More than healers, midwives or herbalists, it is considered to be Young people leaving their classrooms will be “healthy conversations”, A word chosen by traditional physicians and original spiritual guides, without interference from their academic counterparts.

“In that we want to be very clear, we are respectful and know that it is not up to us to choose words or categories. If this is to restore a typical process of the Totonac community, then everything must be done on their terms,” the union researcher said.

He added that although there is a legal framework in Mexico on traditional medicine, it will remain a dead letter if the new generations of “health conversations” They lack formal recognition and certification. If what the law says does not have a real effect on institutions, this practice will end up as a “non-institutional form of social response to disease”.

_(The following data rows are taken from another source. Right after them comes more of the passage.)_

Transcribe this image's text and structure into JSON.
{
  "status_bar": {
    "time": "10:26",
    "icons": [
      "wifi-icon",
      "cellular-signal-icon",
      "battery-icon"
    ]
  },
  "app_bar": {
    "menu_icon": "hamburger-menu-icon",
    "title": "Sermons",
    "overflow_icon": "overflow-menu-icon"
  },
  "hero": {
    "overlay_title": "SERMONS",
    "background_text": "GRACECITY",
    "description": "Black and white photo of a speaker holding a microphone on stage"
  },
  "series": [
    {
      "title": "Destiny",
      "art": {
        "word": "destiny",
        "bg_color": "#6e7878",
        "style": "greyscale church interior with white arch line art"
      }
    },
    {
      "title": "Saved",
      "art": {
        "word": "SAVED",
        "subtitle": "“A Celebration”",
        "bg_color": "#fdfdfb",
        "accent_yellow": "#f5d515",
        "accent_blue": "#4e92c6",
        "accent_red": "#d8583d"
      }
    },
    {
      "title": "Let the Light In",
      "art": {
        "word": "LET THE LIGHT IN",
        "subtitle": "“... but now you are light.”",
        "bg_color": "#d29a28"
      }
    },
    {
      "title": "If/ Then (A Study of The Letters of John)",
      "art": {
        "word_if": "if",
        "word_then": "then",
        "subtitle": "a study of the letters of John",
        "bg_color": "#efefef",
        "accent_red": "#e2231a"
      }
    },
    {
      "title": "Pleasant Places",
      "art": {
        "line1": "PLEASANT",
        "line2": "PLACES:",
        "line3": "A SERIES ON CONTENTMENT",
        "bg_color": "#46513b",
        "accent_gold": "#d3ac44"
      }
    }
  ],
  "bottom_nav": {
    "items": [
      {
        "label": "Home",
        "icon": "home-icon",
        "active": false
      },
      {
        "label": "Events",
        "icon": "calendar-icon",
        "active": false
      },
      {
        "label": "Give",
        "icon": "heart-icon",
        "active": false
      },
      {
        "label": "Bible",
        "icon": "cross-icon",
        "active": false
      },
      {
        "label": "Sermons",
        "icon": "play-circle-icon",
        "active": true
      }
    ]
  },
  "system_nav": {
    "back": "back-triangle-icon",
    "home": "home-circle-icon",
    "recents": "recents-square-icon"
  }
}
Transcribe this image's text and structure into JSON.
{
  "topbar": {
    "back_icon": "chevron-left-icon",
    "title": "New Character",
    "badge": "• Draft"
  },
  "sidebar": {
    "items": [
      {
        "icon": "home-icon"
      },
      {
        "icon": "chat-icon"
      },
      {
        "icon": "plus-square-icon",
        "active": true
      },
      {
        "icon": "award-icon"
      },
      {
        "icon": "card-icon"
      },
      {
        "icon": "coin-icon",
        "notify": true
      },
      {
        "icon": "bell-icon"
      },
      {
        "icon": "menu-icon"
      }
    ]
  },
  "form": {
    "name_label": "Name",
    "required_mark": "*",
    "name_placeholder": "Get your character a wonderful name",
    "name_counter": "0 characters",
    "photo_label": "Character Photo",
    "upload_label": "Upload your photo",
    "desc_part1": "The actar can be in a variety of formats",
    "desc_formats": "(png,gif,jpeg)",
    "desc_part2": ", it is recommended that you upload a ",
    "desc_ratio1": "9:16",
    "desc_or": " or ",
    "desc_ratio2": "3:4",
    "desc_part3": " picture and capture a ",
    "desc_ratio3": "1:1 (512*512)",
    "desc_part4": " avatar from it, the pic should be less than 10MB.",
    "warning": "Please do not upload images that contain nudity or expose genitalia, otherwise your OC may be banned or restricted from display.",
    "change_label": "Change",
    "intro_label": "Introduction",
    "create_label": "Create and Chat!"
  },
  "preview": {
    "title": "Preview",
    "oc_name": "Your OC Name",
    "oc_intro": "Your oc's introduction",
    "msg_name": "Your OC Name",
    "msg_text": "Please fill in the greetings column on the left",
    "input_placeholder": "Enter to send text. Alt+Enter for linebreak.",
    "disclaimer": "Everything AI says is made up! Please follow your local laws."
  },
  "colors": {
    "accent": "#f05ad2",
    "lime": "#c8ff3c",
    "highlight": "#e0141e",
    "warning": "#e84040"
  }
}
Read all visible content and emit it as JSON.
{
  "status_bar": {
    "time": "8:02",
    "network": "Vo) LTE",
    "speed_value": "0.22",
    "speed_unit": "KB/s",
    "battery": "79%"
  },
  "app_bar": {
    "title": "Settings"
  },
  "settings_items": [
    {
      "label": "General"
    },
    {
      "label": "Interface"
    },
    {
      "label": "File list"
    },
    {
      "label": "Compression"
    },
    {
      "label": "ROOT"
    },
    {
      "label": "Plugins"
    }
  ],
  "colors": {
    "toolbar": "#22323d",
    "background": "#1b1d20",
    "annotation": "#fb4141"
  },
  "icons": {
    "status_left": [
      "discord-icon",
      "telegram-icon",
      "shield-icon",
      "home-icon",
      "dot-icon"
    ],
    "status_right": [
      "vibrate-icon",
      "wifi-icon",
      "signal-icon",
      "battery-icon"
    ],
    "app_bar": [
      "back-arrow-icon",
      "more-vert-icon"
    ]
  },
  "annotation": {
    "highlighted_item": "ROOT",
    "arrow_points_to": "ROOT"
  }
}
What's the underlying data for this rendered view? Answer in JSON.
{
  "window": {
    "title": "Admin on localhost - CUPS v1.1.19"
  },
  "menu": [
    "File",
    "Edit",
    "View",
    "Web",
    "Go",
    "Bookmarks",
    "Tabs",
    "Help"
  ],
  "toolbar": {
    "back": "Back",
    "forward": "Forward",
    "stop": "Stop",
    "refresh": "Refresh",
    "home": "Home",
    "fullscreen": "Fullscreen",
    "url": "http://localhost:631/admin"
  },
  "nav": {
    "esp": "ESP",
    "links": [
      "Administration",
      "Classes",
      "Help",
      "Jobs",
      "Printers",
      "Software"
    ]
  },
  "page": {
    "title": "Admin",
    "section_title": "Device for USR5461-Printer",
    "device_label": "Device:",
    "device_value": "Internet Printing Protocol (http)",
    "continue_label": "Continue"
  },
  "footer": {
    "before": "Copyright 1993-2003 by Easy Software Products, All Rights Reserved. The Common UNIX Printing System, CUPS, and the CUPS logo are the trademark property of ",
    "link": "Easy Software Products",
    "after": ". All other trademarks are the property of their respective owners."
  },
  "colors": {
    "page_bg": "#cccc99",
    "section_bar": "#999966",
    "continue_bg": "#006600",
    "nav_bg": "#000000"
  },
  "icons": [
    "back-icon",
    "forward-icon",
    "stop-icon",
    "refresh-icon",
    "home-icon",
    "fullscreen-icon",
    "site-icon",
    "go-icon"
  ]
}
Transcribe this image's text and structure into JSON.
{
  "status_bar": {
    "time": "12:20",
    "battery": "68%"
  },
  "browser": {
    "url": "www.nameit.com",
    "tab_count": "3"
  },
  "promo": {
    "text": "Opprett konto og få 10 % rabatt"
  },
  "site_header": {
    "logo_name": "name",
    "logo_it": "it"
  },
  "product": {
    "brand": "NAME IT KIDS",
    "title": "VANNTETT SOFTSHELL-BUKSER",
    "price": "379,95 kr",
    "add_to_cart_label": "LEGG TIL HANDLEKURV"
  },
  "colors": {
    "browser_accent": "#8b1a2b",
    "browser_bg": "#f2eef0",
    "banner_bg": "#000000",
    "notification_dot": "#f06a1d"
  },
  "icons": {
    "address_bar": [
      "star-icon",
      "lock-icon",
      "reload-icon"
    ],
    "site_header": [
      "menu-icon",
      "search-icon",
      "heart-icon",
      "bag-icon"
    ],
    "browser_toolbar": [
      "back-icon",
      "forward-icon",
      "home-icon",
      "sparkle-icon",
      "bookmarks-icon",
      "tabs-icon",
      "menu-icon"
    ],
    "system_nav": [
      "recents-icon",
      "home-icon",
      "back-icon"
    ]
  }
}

It is necessary to advance on this path, but we must first avoid losing the said knowledge and key To achieve this is the transmission of knowledge between generations; The academic stressed that this is what we are looking for with the Totonaka School of Traditional Medicine.

In order to create more and more documents that support the validity of these health practices, researchers, educators and students at Pukgaltawakga Likuchu are working on two brochures: one for midwives and one for midwives. Also in the Dictionary of Traditional Medicine Totonac, who will join the Library of Traditional Mexican Medicine at UNAM, a symbolic project of linguist Carlos Zola (former president of the union), one of the people who contributed to the school’s project and to the structuring of its educational model.